Description:
Roux-en-Y gastric bypass (RYGB), commonly called simply “gastric bypass”, is one of the most popularly performed bariatric procedures worldwide and has long been considered the “gold standard” of bariatric surgery. The gastric bypass was first reported in 1967 by Mason and was performed as open surgery for several decades. However, today, it is almost entirely performed laparoscopically.
The operative procedure involves staple dividing the stomach into two chambers, a very small proximal gastric pouch of about 30cc and the excluded distal remnant. The remnant is excluded from alimentary transit. The proximal gastric pouch is (anastomosed) connected to the proximal jejunum (rouxlimb). A second anastomosis is made between the distal roux limb and the proximal jejunum (biliopancreatic limb) that drains the secretions from the excluded gastric remnant, duodenum, liver and pancreas. This connection enables the digestive fluids to meet the ingested food to enable nutrient breakdown and absorption. The distance between the 2 connection can vary by surgeon preference but is generally 50 to 150 cm.
After the procedure is completed, food advances directly from the gastric pouch to the small intestine without passing through the distal portion of the stomach, duodenum and proximal jejunum. This gastric bypass is thought to have several mechanisms of action. It restricts the oral food intake and re-routes the transit of food inducing metabolic and hormonal changes that reduce appetite, increase satiety and energy expenditure.

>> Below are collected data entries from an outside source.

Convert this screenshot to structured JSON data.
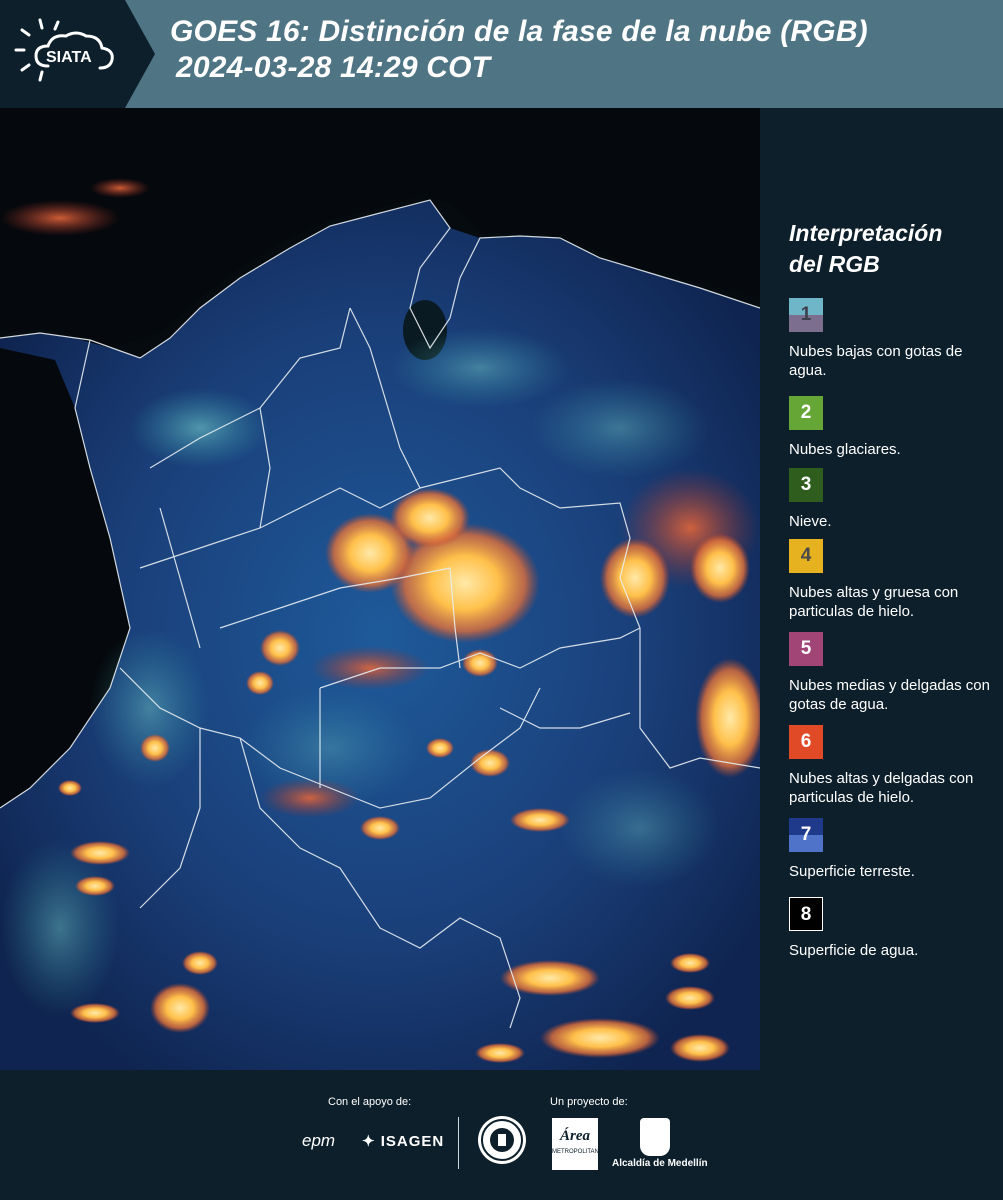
{
  "header": {
    "logo_text": "SIATA",
    "title_line1": "GOES 16: Distinción de la fase de la nube (RGB)",
    "title_line2": "2024-03-28 14:29 COT"
  },
  "legend": {
    "title_line1": "Interpretación",
    "title_line2": "del RGB",
    "items": [
      {
        "number": "1",
        "label": "Nubes bajas con gotas de agua.",
        "color_top": "#6fb7c8",
        "color_bottom": "#7b6e8e"
      },
      {
        "number": "2",
        "label": "Nubes glaciares.",
        "color_top": "#65a637",
        "color_bottom": "#65a637"
      },
      {
        "number": "3",
        "label": "Nieve.",
        "color_top": "#2f5d1e",
        "color_bottom": "#2f5d1e"
      },
      {
        "number": "4",
        "label": "Nubes altas y gruesa con particulas de hielo.",
        "color_top": "#e6b21f",
        "color_bottom": "#e6b21f"
      },
      {
        "number": "5",
        "label": "Nubes medias y delgadas con gotas de agua.",
        "color_top": "#a04575",
        "color_bottom": "#a04575"
      },
      {
        "number": "6",
        "label": "Nubes altas y delgadas con particulas de hielo.",
        "color_top": "#e04a26",
        "color_bottom": "#e04a26"
      },
      {
        "number": "7",
        "label": "Superficie terreste.",
        "color_top": "#1f3a8a",
        "color_bottom": "#4f73c9"
      },
      {
        "number": "8",
        "label": "Superficie de agua.",
        "color_top": "#000000",
        "color_bottom": "#000000"
      }
    ]
  },
  "footer": {
    "support_label": "Con el apoyo de:",
    "project_label": "Un proyecto de:",
    "sponsor1": "epm",
    "sponsor2": "ISAGEN",
    "partner_medellin": "Alcaldía de Medellín",
    "area_logo_text": "Área",
    "area_logo_subtext": "METROPOLITANA"
  }
}
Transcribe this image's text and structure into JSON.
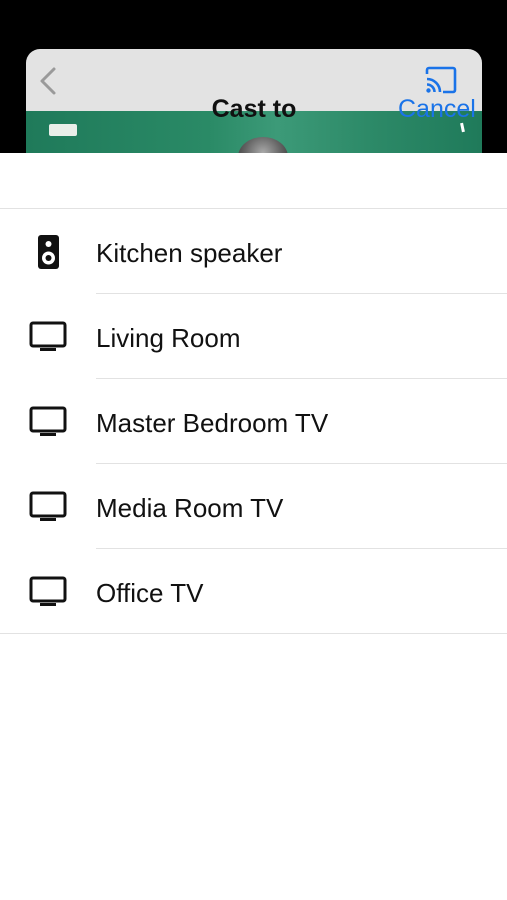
{
  "dialog": {
    "title": "Cast to",
    "cancel_label": "Cancel"
  },
  "devices": [
    {
      "label": "Kitchen speaker",
      "icon": "speaker-icon"
    },
    {
      "label": "Living Room",
      "icon": "tv-icon"
    },
    {
      "label": "Master Bedroom TV",
      "icon": "tv-icon"
    },
    {
      "label": "Media Room TV",
      "icon": "tv-icon"
    },
    {
      "label": "Office TV",
      "icon": "tv-icon"
    }
  ],
  "colors": {
    "accent": "#1a73e8",
    "text": "#111111",
    "divider": "#e2e2e2",
    "header_card": "#e3e3e3"
  }
}
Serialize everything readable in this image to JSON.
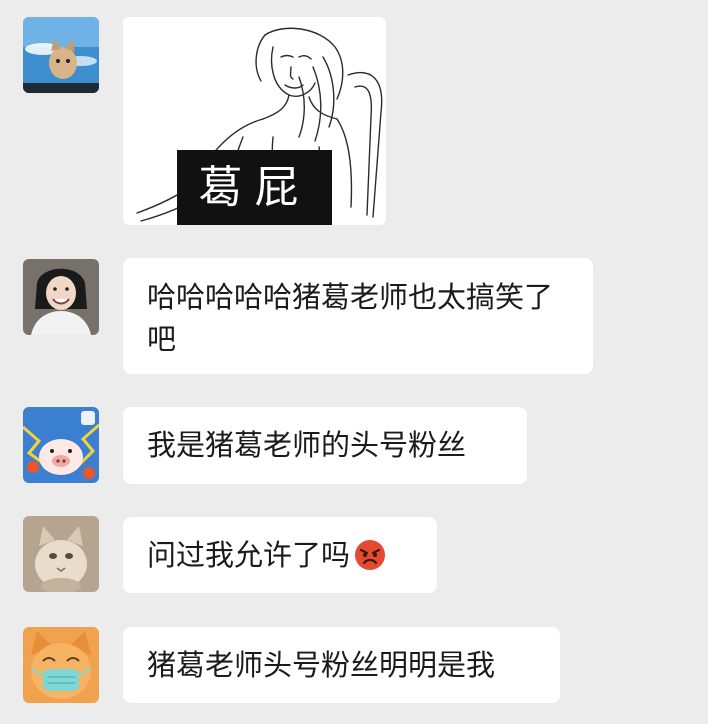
{
  "chat": {
    "messages": [
      {
        "type": "sticker",
        "sticker_caption": "葛屁",
        "avatar": "avatar-cat-sky-icon"
      },
      {
        "type": "text",
        "text": "哈哈哈哈哈猪葛老师也太搞笑了吧",
        "avatar": "avatar-smiling-woman-icon"
      },
      {
        "type": "text",
        "text": "我是猪葛老师的头号粉丝",
        "avatar": "avatar-cartoon-pig-icon"
      },
      {
        "type": "text",
        "text": "问过我允许了吗",
        "emoji": "angry-face-icon",
        "avatar": "avatar-cat-portrait-icon"
      },
      {
        "type": "text",
        "text": "猪葛老师头号粉丝明明是我",
        "avatar": "avatar-cat-mask-icon"
      }
    ]
  },
  "colors": {
    "background": "#ececec",
    "bubble": "#ffffff",
    "text": "#1b1b1b",
    "caption_bg": "#111111"
  }
}
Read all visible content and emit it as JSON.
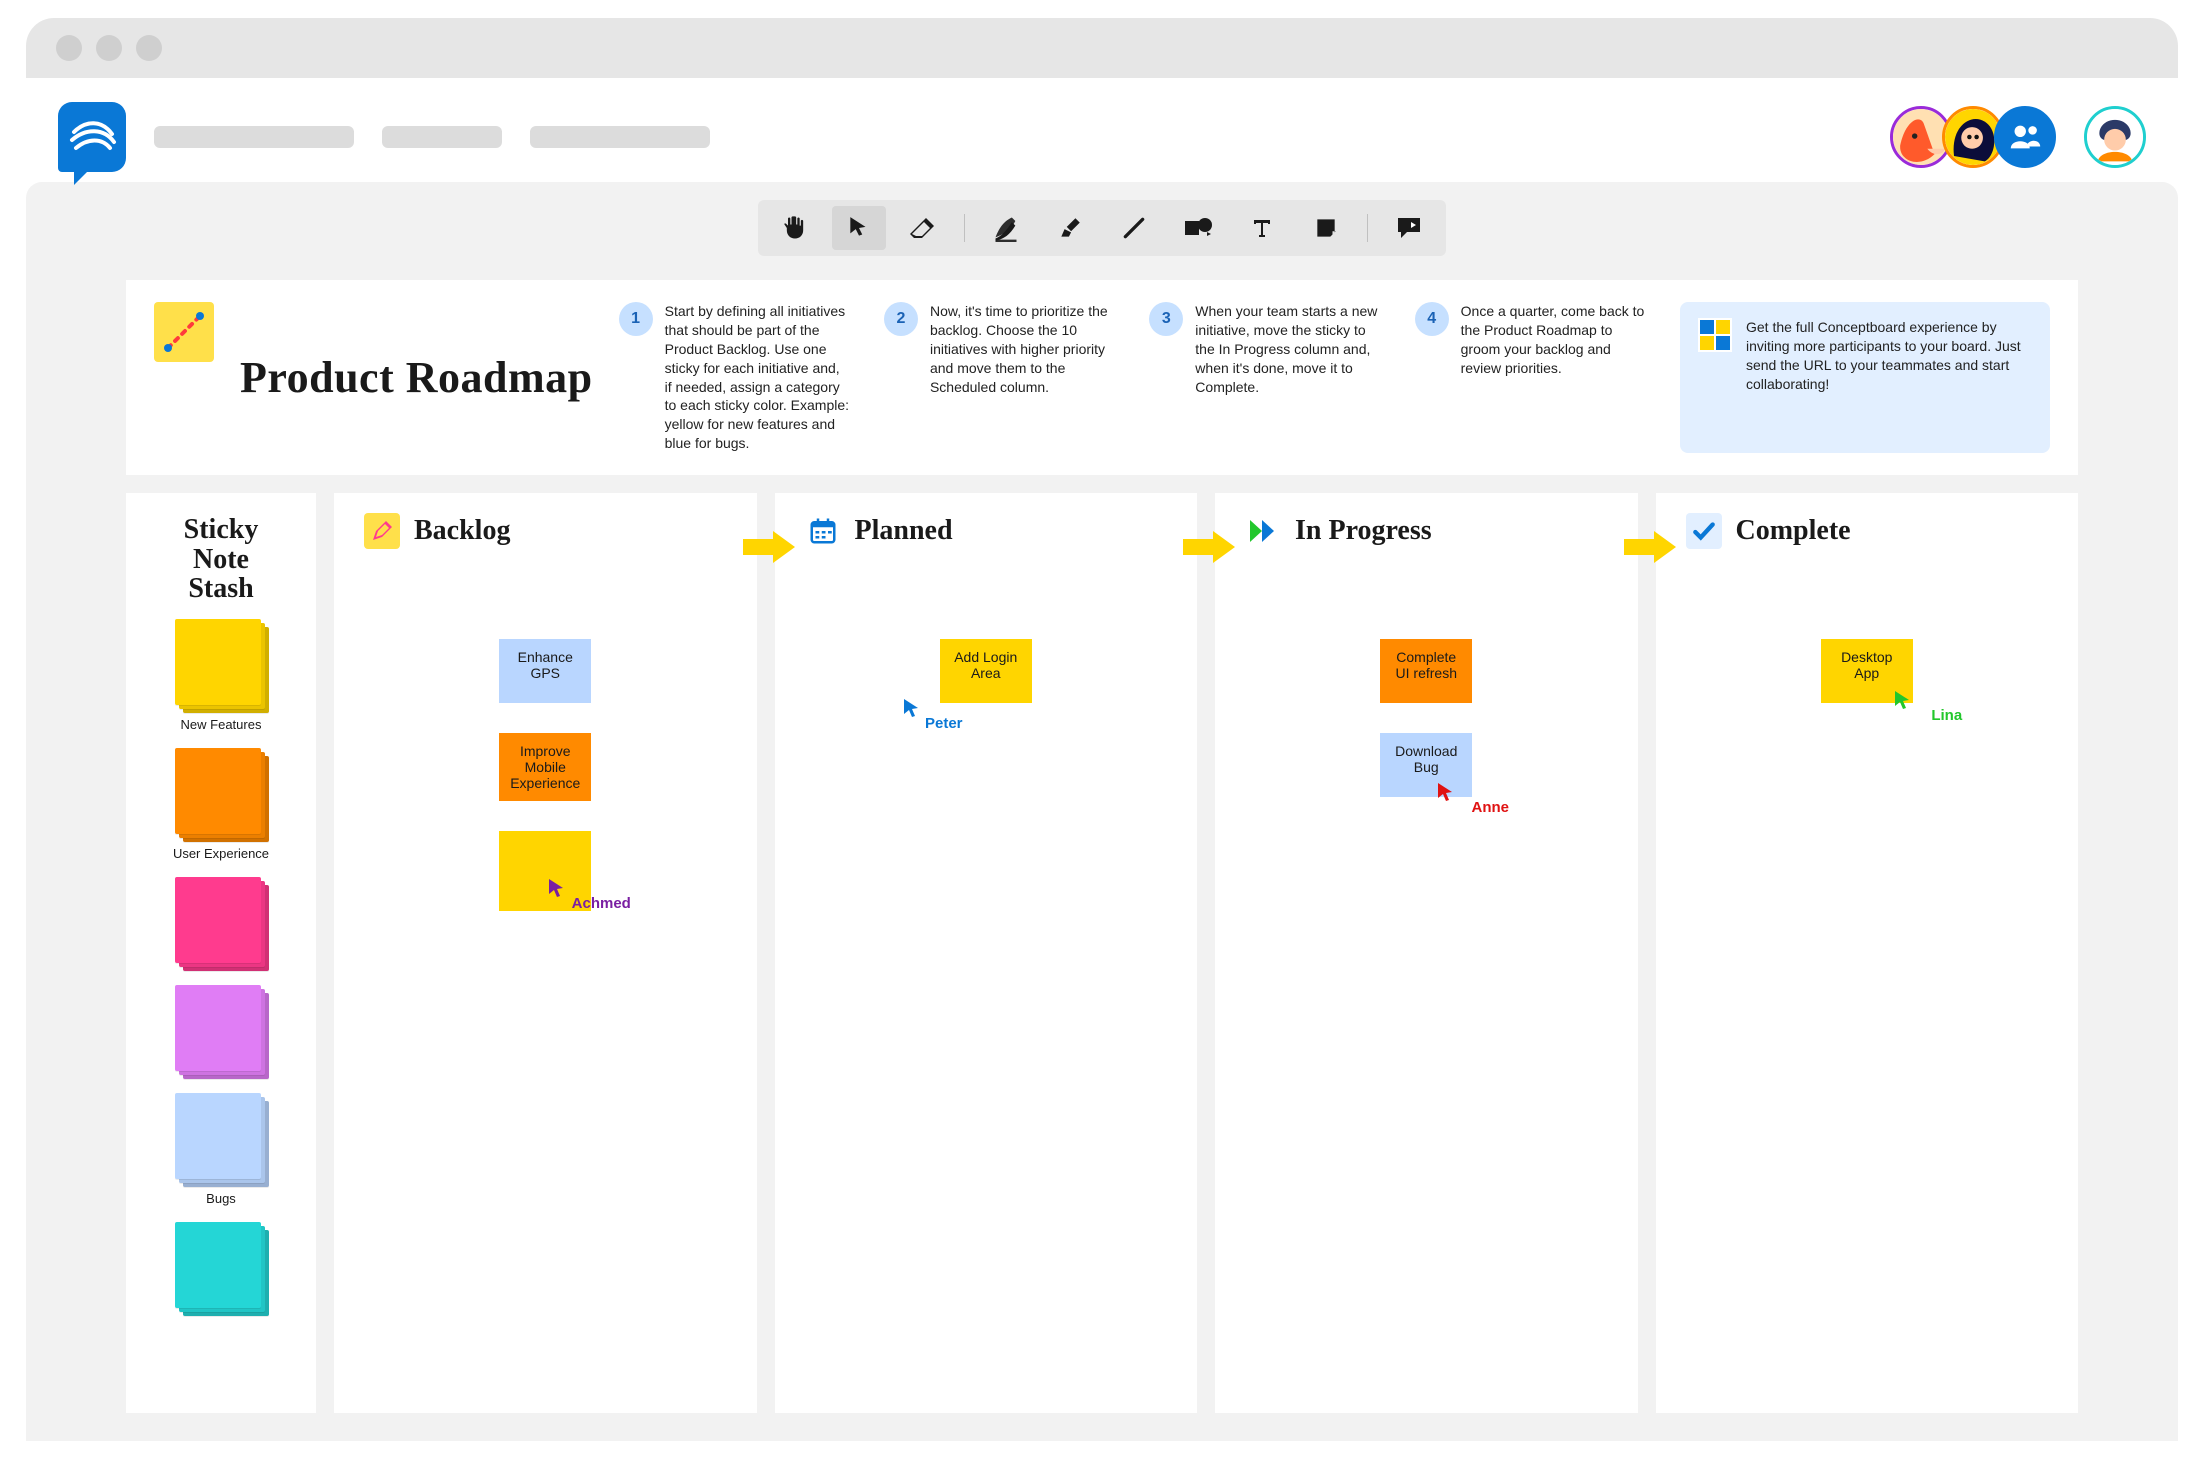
{
  "title": "Product Roadmap",
  "steps": [
    {
      "n": "1",
      "text": "Start by defining all initiatives that should be part of the Product Backlog. Use one sticky for each initiative and, if needed, assign a category to each sticky color. Example: yellow for new features and blue for bugs."
    },
    {
      "n": "2",
      "text": "Now, it's time to prioritize the backlog. Choose the 10 initiatives with higher priority and move them to the Scheduled column."
    },
    {
      "n": "3",
      "text": "When your team starts a new initiative, move the sticky to the In Progress column and, when it's done, move it to Complete."
    },
    {
      "n": "4",
      "text": "Once a quarter, come back to the Product Roadmap to groom your backlog and review priorities."
    }
  ],
  "promo": "Get the full Conceptboard experience by inviting more participants to your board. Just send the URL to your teammates and start collaborating!",
  "stash": {
    "title_l1": "Sticky",
    "title_l2": "Note",
    "title_l3": "Stash",
    "items": [
      {
        "label": "New Features",
        "color": "#ffd500"
      },
      {
        "label": "User Experience",
        "color": "#ff8a00"
      },
      {
        "label": "",
        "color": "#ff3b8e"
      },
      {
        "label": "",
        "color": "#e07df5"
      },
      {
        "label": "Bugs",
        "color": "#b9d6ff"
      },
      {
        "label": "",
        "color": "#24d6d6"
      }
    ]
  },
  "columns": {
    "backlog": {
      "title": "Backlog",
      "notes": [
        {
          "text": "Enhance GPS",
          "color": "#b9d6ff"
        },
        {
          "text": "Improve Mobile Experience",
          "color": "#ff8a00"
        },
        {
          "text": "",
          "color": "#ffd500",
          "blank": true
        }
      ]
    },
    "planned": {
      "title": "Planned",
      "notes": [
        {
          "text": "Add Login Area",
          "color": "#ffd500"
        }
      ]
    },
    "progress": {
      "title": "In Progress",
      "notes": [
        {
          "text": "Complete UI refresh",
          "color": "#ff8a00"
        },
        {
          "text": "Download Bug",
          "color": "#b9d6ff"
        }
      ]
    },
    "complete": {
      "title": "Complete",
      "notes": [
        {
          "text": "Desktop App",
          "color": "#ffd500"
        }
      ]
    }
  },
  "cursors": {
    "achmed": {
      "name": "Achmed",
      "color": "#7a1fa2"
    },
    "peter": {
      "name": "Peter",
      "color": "#0a78d6"
    },
    "anne": {
      "name": "Anne",
      "color": "#e01212"
    },
    "lina": {
      "name": "Lina",
      "color": "#22c72c"
    }
  },
  "avatars": {
    "a1": {
      "ring": "#9a2bd9"
    },
    "a2": {
      "ring": "#ff8a00"
    },
    "group": {},
    "profile": {
      "ring": "#1fcfcf"
    }
  }
}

The maximum effect in terms of weight loss is normally observed during the first two years. During this period of time, morbidly obese patients can lose a good amount of their excess weight. Seventy five to 85% of patients will maintain at least a 50% excess weight loss long-term. Several obesity-associated conditions Different diseases such as type 2 diabetes, hypertension, dyslipidemia, metabolic syndrome, fatty liver disease and obstructed Sleep Apnea will resolve or improve after gastric bypass surgery. In fact, more than 50% of patients with Type II Diabetes will experience normalization of their blood sugar levels and will either be off all of their anti-diabetic medications or markedly less medications.
At high volume bariatric centers, the risk of post-operative complications is low. However, the gastric bypass procedure can result in significant risk of vitamin and mineral deficiencies including Iron, vitamin B12, calcium, vitamin D and folate). Therefore, as with all bariatric procedures, the patients who undergo gastric bypass require life-long surveillance and vitamin and mineral supplementation.